The Plugin module uses ad-hoc decorators (actually class methods, once mixed in) to define metadata describing the plugin:
- name
- version
- canon_name - the name and version number of the plugin
- author
- license
- description - human-readable description of the plugin
- help - a help page or manual for the plugin
An application defines "specifications" for operations that can be performed by multiple plugins. A specification includes a unique name (Symbol), a human-readable prototype string, an Array of arguments classes, and an output class. A plugin can map one of its methods to a specification, supplying a confidence rating that reflects its ability to implement that specification. The confidence rating can be unconditional, or can be determined based on specific input.
For example:
require 'tg/plugin'
class ImageProcessingApplication
def initialize(args)
TG::Plugin::Specification.new( :load_image_file,
'Graphic load_image_file(String|IO)',
[ [String, IO] ], Graphic )
end
end
class PngImage
extend TG::Plugin
name 'PNG Image Support'
version '1.0.1'
def load_file(file)
obj = graphics_obj_from_file(file)
return obj
end
spec :load_image_file, :load_file do |f|
# ... code to evaluate to 100 if f is a PNG, 0 otherwise ...
end
end
class NullImage
extend TG::Plugin
name 'NULL Image Handler'
version '0.9'
def load_file(file)
$stderr.puts "Unrecognized Image: #{file.inspect}" if $debug
return Graphic.null_image()
end
# unconditionally return a rating of 10
spec :load_image_file, :load_file, 10
end
Note that Arrays in a Specification argument list are used to implement OR: the element "[String, Array]" in the arguments array means that the argument in that position can be either a String or Array. This can also be used in the return-type, so that a plugin can be declared to return "[TrueClass, FalseClass]" (true or false), "[String, NilClass]" (string or nil), etc. To specify "any class", use Object as the argument/return-value class.

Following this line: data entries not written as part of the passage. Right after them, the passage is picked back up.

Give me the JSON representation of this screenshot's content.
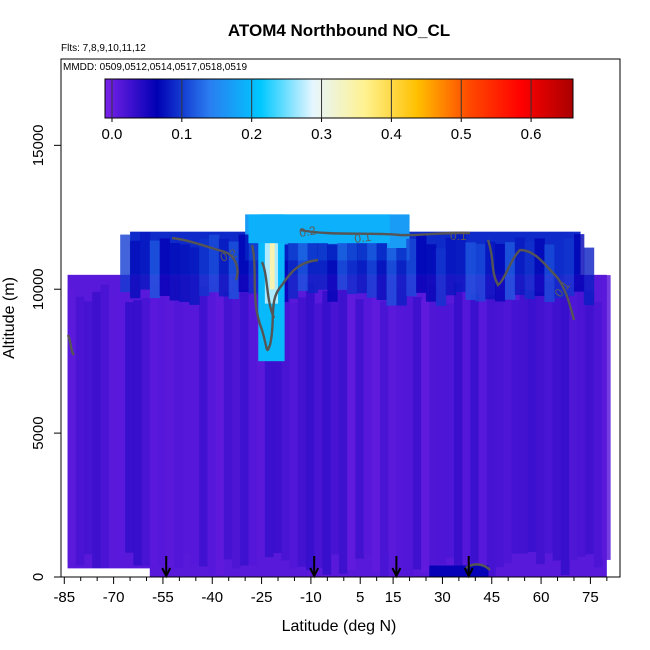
{
  "chart_data": {
    "type": "heatmap",
    "title": "ATOM4 Northbound NO_CL",
    "subtitle_lines": [
      "Flts: 7,8,9,10,11,12",
      "MMDD: 0509,0512,0514,0517,0518,0519"
    ],
    "xlabel": "Latitude (deg N)",
    "ylabel": "Altitude (m)",
    "xlim": [
      -86,
      84
    ],
    "ylim": [
      0,
      18000
    ],
    "x_ticks": [
      -85,
      -70,
      -55,
      -40,
      -25,
      -10,
      5,
      15,
      30,
      45,
      60,
      75
    ],
    "y_ticks": [
      0,
      5000,
      10000,
      15000
    ],
    "colorbar": {
      "min": -0.01,
      "max": 0.66,
      "ticks": [
        0.0,
        0.1,
        0.2,
        0.3,
        0.4,
        0.5,
        0.6
      ],
      "tick_labels": [
        "0.0",
        "0.1",
        "0.2",
        "0.3",
        "0.4",
        "0.5",
        "0.6"
      ],
      "colors": [
        "#7a22e8",
        "#0000b4",
        "#2a7cf0",
        "#00c8ff",
        "#e6f6ff",
        "#fff290",
        "#ffc000",
        "#ff4a00",
        "#ff0000",
        "#aa0000"
      ]
    },
    "contour_labels": [
      "0.2",
      "0.2",
      "0.1",
      "0.1",
      "0.1"
    ],
    "flight_turn_latitudes": [
      -54,
      -9,
      16,
      38
    ],
    "regions": [
      {
        "lat_range": [
          -84,
          80
        ],
        "alt_range": [
          0,
          10500
        ],
        "value": 0.01
      },
      {
        "lat_range": [
          -65,
          72
        ],
        "alt_range": [
          10500,
          12000
        ],
        "value": 0.09
      },
      {
        "lat_range": [
          -30,
          20
        ],
        "alt_range": [
          11000,
          12600
        ],
        "value": 0.17
      },
      {
        "lat_range": [
          -25,
          -18
        ],
        "alt_range": [
          7500,
          12600
        ],
        "value": 0.24
      },
      {
        "lat_range": [
          -23,
          -20
        ],
        "alt_range": [
          10000,
          12300
        ],
        "value": 0.32
      }
    ]
  }
}
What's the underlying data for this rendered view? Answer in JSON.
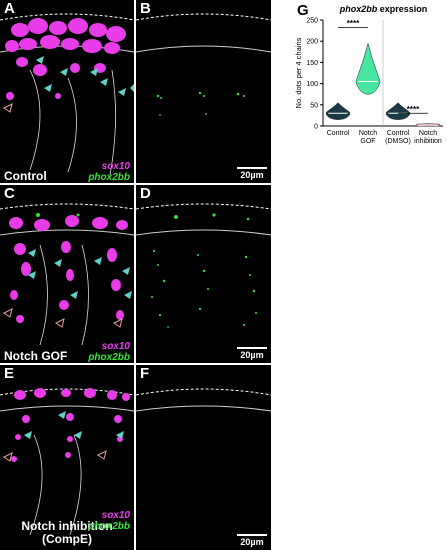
{
  "panels": {
    "A": {
      "letter": "A",
      "condition": "Control",
      "legend": [
        "sox10",
        "phox2bb"
      ]
    },
    "B": {
      "letter": "B",
      "scale": "20µm"
    },
    "C": {
      "letter": "C",
      "condition": "Notch GOF",
      "legend": [
        "sox10",
        "phox2bb"
      ]
    },
    "D": {
      "letter": "D",
      "scale": "20µm"
    },
    "E": {
      "letter": "E",
      "condition_line1": "Notch inhibition",
      "condition_line2": "(CompE)",
      "legend": [
        "sox10",
        "phox2bb"
      ]
    },
    "F": {
      "letter": "F",
      "scale": "20µm"
    }
  },
  "colors": {
    "sox10": "#e83ce8",
    "phox2bb": "#3be03b",
    "arrowhead_cyan": "#5fd3c8",
    "arrowhead_outline": "#e8a0a0",
    "violin_control": "#1a3a45",
    "violin_gof": "#46e6a0",
    "violin_inhibition": "#e090a0"
  },
  "chart_data": {
    "type": "violin",
    "panel_letter": "G",
    "title_italic": "phox2bb",
    "title_rest": " expression",
    "ylabel": "No. dots per 4 chains",
    "ylim": [
      0,
      250
    ],
    "yticks": [
      0,
      50,
      100,
      150,
      200,
      250
    ],
    "groups": [
      {
        "label_line1": "Control",
        "label_line2": "",
        "median": 30,
        "min": 15,
        "max": 55,
        "color": "#1a3a45"
      },
      {
        "label_line1": "Notch",
        "label_line2": "GOF",
        "median": 105,
        "min": 75,
        "max": 195,
        "color": "#46e6a0"
      },
      {
        "label_line1": "Control",
        "label_line2": "(DMSO)",
        "median": 30,
        "min": 15,
        "max": 55,
        "color": "#1a3a45"
      },
      {
        "label_line1": "Notch",
        "label_line2": "inhibition",
        "median": 2,
        "min": 0,
        "max": 6,
        "color": "#e090a0"
      }
    ],
    "comparisons": [
      {
        "from": 0,
        "to": 1,
        "label": "****",
        "y": 232
      },
      {
        "from": 2,
        "to": 3,
        "label": "****",
        "y": 30
      }
    ]
  }
}
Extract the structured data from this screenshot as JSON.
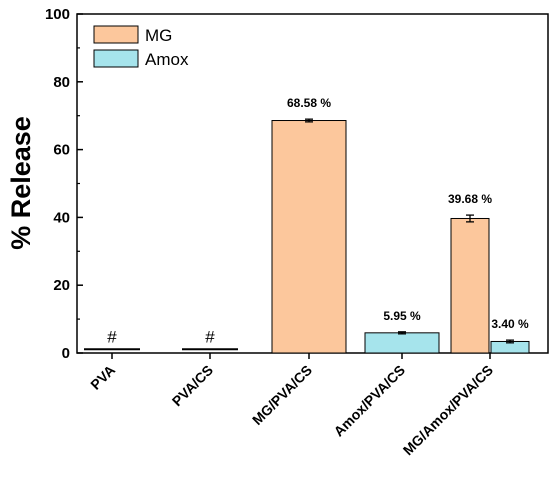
{
  "chart_data": {
    "type": "bar",
    "title": "",
    "xlabel": "",
    "ylabel": "% Release",
    "ylim": [
      0,
      100
    ],
    "yticks": [
      0,
      20,
      40,
      60,
      80,
      100
    ],
    "grid": false,
    "legend_position": "top-left",
    "categories": [
      "PVA",
      "PVA/CS",
      "MG/PVA/CS",
      "Amox/PVA/CS",
      "MG/Amox/PVA/CS"
    ],
    "series": [
      {
        "name": "MG",
        "color": "#FCC79C",
        "values": [
          null,
          null,
          68.58,
          null,
          39.68
        ],
        "errors": [
          null,
          null,
          0.4,
          null,
          1.0
        ],
        "labels": [
          "",
          "",
          "68.58 %",
          "",
          "39.68 %"
        ]
      },
      {
        "name": "Amox",
        "color": "#A6E4EC",
        "values": [
          null,
          null,
          null,
          5.95,
          3.4
        ],
        "errors": [
          null,
          null,
          null,
          0.3,
          0.4
        ],
        "labels": [
          "",
          "",
          "",
          "5.95 %",
          "3.40 %"
        ]
      }
    ],
    "markers": [
      {
        "category": "PVA",
        "value": 1.1,
        "label": "#"
      },
      {
        "category": "PVA/CS",
        "value": 1.1,
        "label": "#"
      }
    ]
  }
}
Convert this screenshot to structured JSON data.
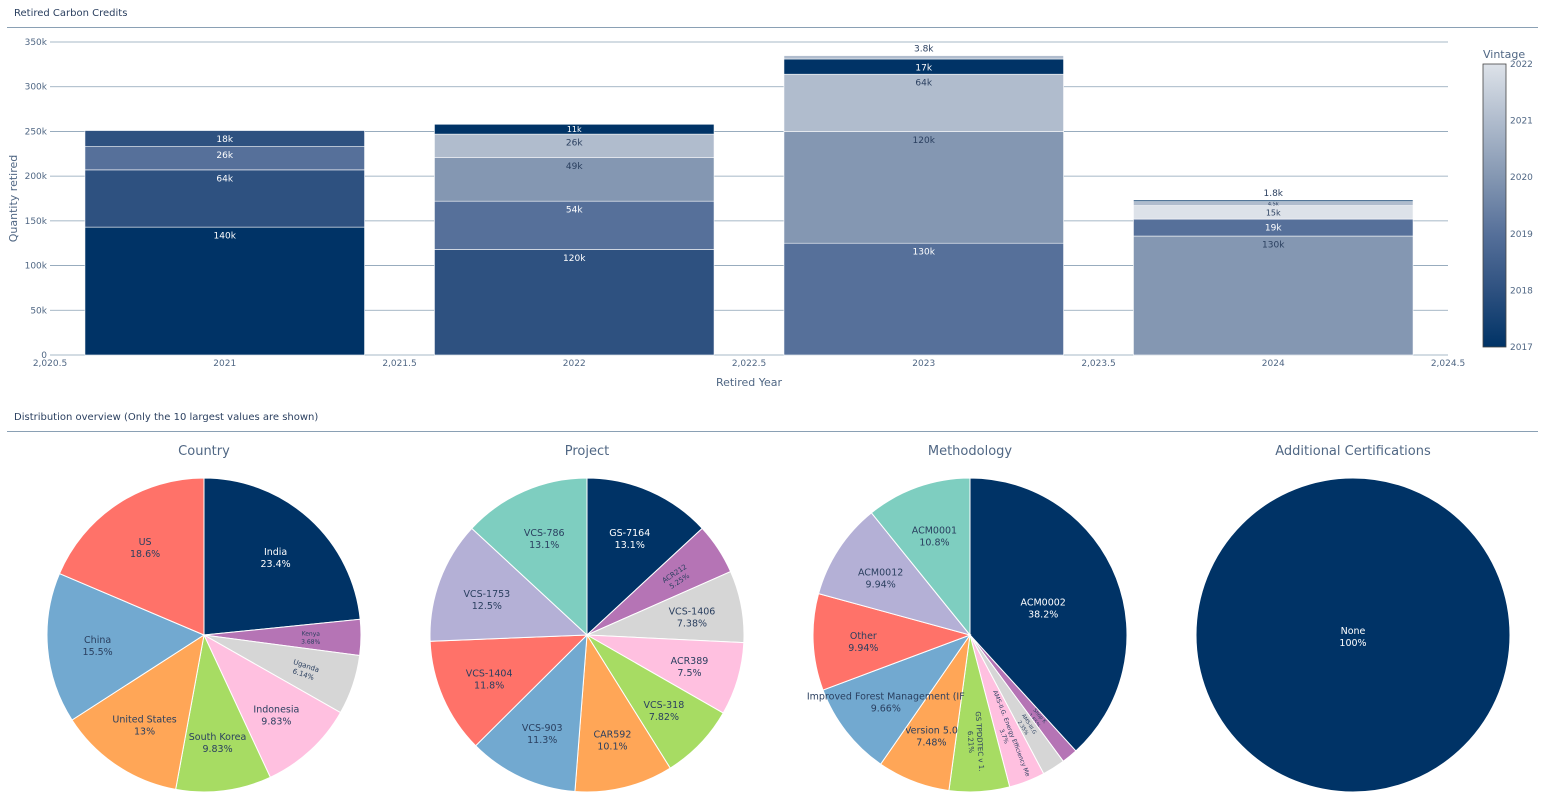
{
  "colors": {
    "vintage_scale": [
      "#003366",
      "#2e5180",
      "#56709a",
      "#8497b2",
      "#b0bccd",
      "#dde2e9"
    ],
    "pie_palette": [
      "#003366",
      "#b574b5",
      "#d6d6d6",
      "#ffc0e0",
      "#a7dc63",
      "#ffa657",
      "#72a9d0",
      "#ff7269",
      "#b4b0d6",
      "#7ecec0"
    ]
  },
  "sections": {
    "retired_title": "Retired Carbon Credits",
    "distribution_title": "Distribution overview (Only the 10 largest values are shown)"
  },
  "chart_data": [
    {
      "type": "bar",
      "stacked": true,
      "title": "Retired Carbon Credits",
      "xlabel": "Retired Year",
      "ylabel": "Quantity retired",
      "xlim": [
        2020.5,
        2024.5
      ],
      "ylim": [
        0,
        350000
      ],
      "xticks": [
        {
          "v": 2020.5,
          "label": "2,020.5"
        },
        {
          "v": 2021,
          "label": "2021"
        },
        {
          "v": 2021.5,
          "label": "2,021.5"
        },
        {
          "v": 2022,
          "label": "2022"
        },
        {
          "v": 2022.5,
          "label": "2,022.5"
        },
        {
          "v": 2023,
          "label": "2023"
        },
        {
          "v": 2023.5,
          "label": "2,023.5"
        },
        {
          "v": 2024,
          "label": "2024"
        },
        {
          "v": 2024.5,
          "label": "2,024.5"
        }
      ],
      "yticks": [
        {
          "v": 0,
          "label": "0"
        },
        {
          "v": 50000,
          "label": "50k"
        },
        {
          "v": 100000,
          "label": "100k"
        },
        {
          "v": 150000,
          "label": "150k"
        },
        {
          "v": 200000,
          "label": "200k"
        },
        {
          "v": 250000,
          "label": "250k"
        },
        {
          "v": 300000,
          "label": "300k"
        },
        {
          "v": 350000,
          "label": "350k"
        }
      ],
      "colorbar": {
        "title": "Vintage",
        "min": 2017,
        "max": 2022,
        "ticks": [
          2017,
          2018,
          2019,
          2020,
          2021,
          2022
        ]
      },
      "bars": [
        {
          "x": 2021,
          "segments": [
            {
              "vintage": 2017,
              "value": 143000,
              "label": "140k"
            },
            {
              "vintage": 2018,
              "value": 64000,
              "label": "64k"
            },
            {
              "vintage": 2019,
              "value": 26000,
              "label": "26k"
            },
            {
              "vintage": 2018,
              "value": 18000,
              "label": "18k"
            }
          ]
        },
        {
          "x": 2022,
          "segments": [
            {
              "vintage": 2018,
              "value": 118000,
              "label": "120k"
            },
            {
              "vintage": 2019,
              "value": 54000,
              "label": "54k"
            },
            {
              "vintage": 2020,
              "value": 49000,
              "label": "49k"
            },
            {
              "vintage": 2021,
              "value": 26000,
              "label": "26k"
            },
            {
              "vintage": 2017,
              "value": 11000,
              "label": "11k"
            }
          ]
        },
        {
          "x": 2023,
          "segments": [
            {
              "vintage": 2019,
              "value": 125000,
              "label": "130k"
            },
            {
              "vintage": 2020,
              "value": 125000,
              "label": "120k"
            },
            {
              "vintage": 2021,
              "value": 64000,
              "label": "64k"
            },
            {
              "vintage": 2017,
              "value": 17000,
              "label": "17k"
            },
            {
              "vintage": 2021,
              "value": 3800,
              "label": "3.8k"
            }
          ]
        },
        {
          "x": 2024,
          "segments": [
            {
              "vintage": 2020,
              "value": 133000,
              "label": "130k"
            },
            {
              "vintage": 2019,
              "value": 19000,
              "label": "19k"
            },
            {
              "vintage": 2022,
              "value": 15000,
              "label": "15k"
            },
            {
              "vintage": 2021,
              "value": 4500,
              "label": "4.5k"
            },
            {
              "vintage": 2017,
              "value": 1800,
              "label": "1.8k"
            }
          ]
        }
      ]
    },
    {
      "type": "pie",
      "title": "Country",
      "slices": [
        {
          "label": "India",
          "percent": 23.4
        },
        {
          "label": "Kenya",
          "percent": 3.68
        },
        {
          "label": "Uganda",
          "percent": 6.14
        },
        {
          "label": "Indonesia",
          "percent": 9.83
        },
        {
          "label": "South Korea",
          "percent": 9.83
        },
        {
          "label": "United States",
          "percent": 13
        },
        {
          "label": "China",
          "percent": 15.5
        },
        {
          "label": "US",
          "percent": 18.6
        }
      ]
    },
    {
      "type": "pie",
      "title": "Project",
      "slices": [
        {
          "label": "GS-7164",
          "percent": 13.1
        },
        {
          "label": "ACR212",
          "percent": 5.25
        },
        {
          "label": "VCS-1406",
          "percent": 7.38
        },
        {
          "label": "ACR389",
          "percent": 7.5
        },
        {
          "label": "VCS-318",
          "percent": 7.82
        },
        {
          "label": "CAR592",
          "percent": 10.1
        },
        {
          "label": "VCS-903",
          "percent": 11.3
        },
        {
          "label": "VCS-1404",
          "percent": 11.8
        },
        {
          "label": "VCS-1753",
          "percent": 12.5
        },
        {
          "label": "VCS-786",
          "percent": 13.1
        }
      ]
    },
    {
      "type": "pie",
      "title": "Methodology",
      "slices": [
        {
          "label": "ACM0002",
          "percent": 38.2
        },
        {
          "label": "Shop K",
          "percent": 1.65
        },
        {
          "label": "AMS-III.G",
          "percent": 2.35
        },
        {
          "label": "AMS-II.G. Energy Efficiency Me",
          "percent": 3.7
        },
        {
          "label": "GS TPDDTEC v 1.",
          "percent": 6.21
        },
        {
          "label": "Version 5.0",
          "percent": 7.48
        },
        {
          "label": "Improved Forest Management (IF",
          "percent": 9.66
        },
        {
          "label": "Other",
          "percent": 9.94
        },
        {
          "label": "ACM0012",
          "percent": 9.94
        },
        {
          "label": "ACM0001",
          "percent": 10.8
        }
      ]
    },
    {
      "type": "pie",
      "title": "Additional Certifications",
      "slices": [
        {
          "label": "None",
          "percent": 100
        }
      ]
    }
  ]
}
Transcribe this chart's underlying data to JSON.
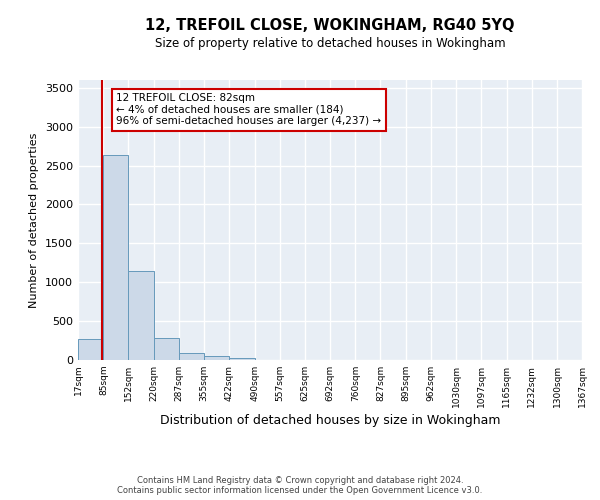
{
  "title": "12, TREFOIL CLOSE, WOKINGHAM, RG40 5YQ",
  "subtitle": "Size of property relative to detached houses in Wokingham",
  "xlabel": "Distribution of detached houses by size in Wokingham",
  "ylabel": "Number of detached properties",
  "property_size": 82,
  "annotation_line1": "12 TREFOIL CLOSE: 82sqm",
  "annotation_line2": "← 4% of detached houses are smaller (184)",
  "annotation_line3": "96% of semi-detached houses are larger (4,237) →",
  "footer_line1": "Contains HM Land Registry data © Crown copyright and database right 2024.",
  "footer_line2": "Contains public sector information licensed under the Open Government Licence v3.0.",
  "bar_color": "#ccd9e8",
  "bar_edge_color": "#6699bb",
  "annotation_box_color": "#cc0000",
  "vline_color": "#cc0000",
  "background_color": "#e8eef5",
  "grid_color": "#ffffff",
  "bin_edges": [
    17,
    85,
    152,
    220,
    287,
    355,
    422,
    490,
    557,
    625,
    692,
    760,
    827,
    895,
    962,
    1030,
    1097,
    1165,
    1232,
    1300,
    1367
  ],
  "bin_labels": [
    "17sqm",
    "85sqm",
    "152sqm",
    "220sqm",
    "287sqm",
    "355sqm",
    "422sqm",
    "490sqm",
    "557sqm",
    "625sqm",
    "692sqm",
    "760sqm",
    "827sqm",
    "895sqm",
    "962sqm",
    "1030sqm",
    "1097sqm",
    "1165sqm",
    "1232sqm",
    "1300sqm",
    "1367sqm"
  ],
  "bar_heights": [
    270,
    2630,
    1150,
    285,
    90,
    50,
    30,
    0,
    0,
    0,
    0,
    0,
    0,
    0,
    0,
    0,
    0,
    0,
    0,
    0
  ],
  "ylim": [
    0,
    3600
  ],
  "yticks": [
    0,
    500,
    1000,
    1500,
    2000,
    2500,
    3000,
    3500
  ]
}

The PluginManager will find the fittest Plugin to handle a given input:
require 'tg/plugin_mgr'
# initialize PluginManager and load plugins
TG::PluginManager.add_base_dir( './plugins' )
TG::PluginManager.app_init_and_startup
# find fittest 'load_image_path' plugin for contents of 'path'
TG::PluginManager.fittest_providing(:load_image_file, path) do |plugin|
plugin.spec_invoke(:load_image_file, path)
end
This will query all plugins that provide a method implementing the load_image_file specification, calling the confidence-rating block (the block argument to the spec() call) of each. The plugin which returns the highest confidence rating (generally in the range 0-100, though this is not enforced and can be application-specific) is then returned or passed to a block (if provided).
The PluginManager also defines the fittest_invoke() method, which calls fittest_providing() to get the plugin, then invokes the plugin method implementing the specification on the input.
More detail is provided in the rdoc strings.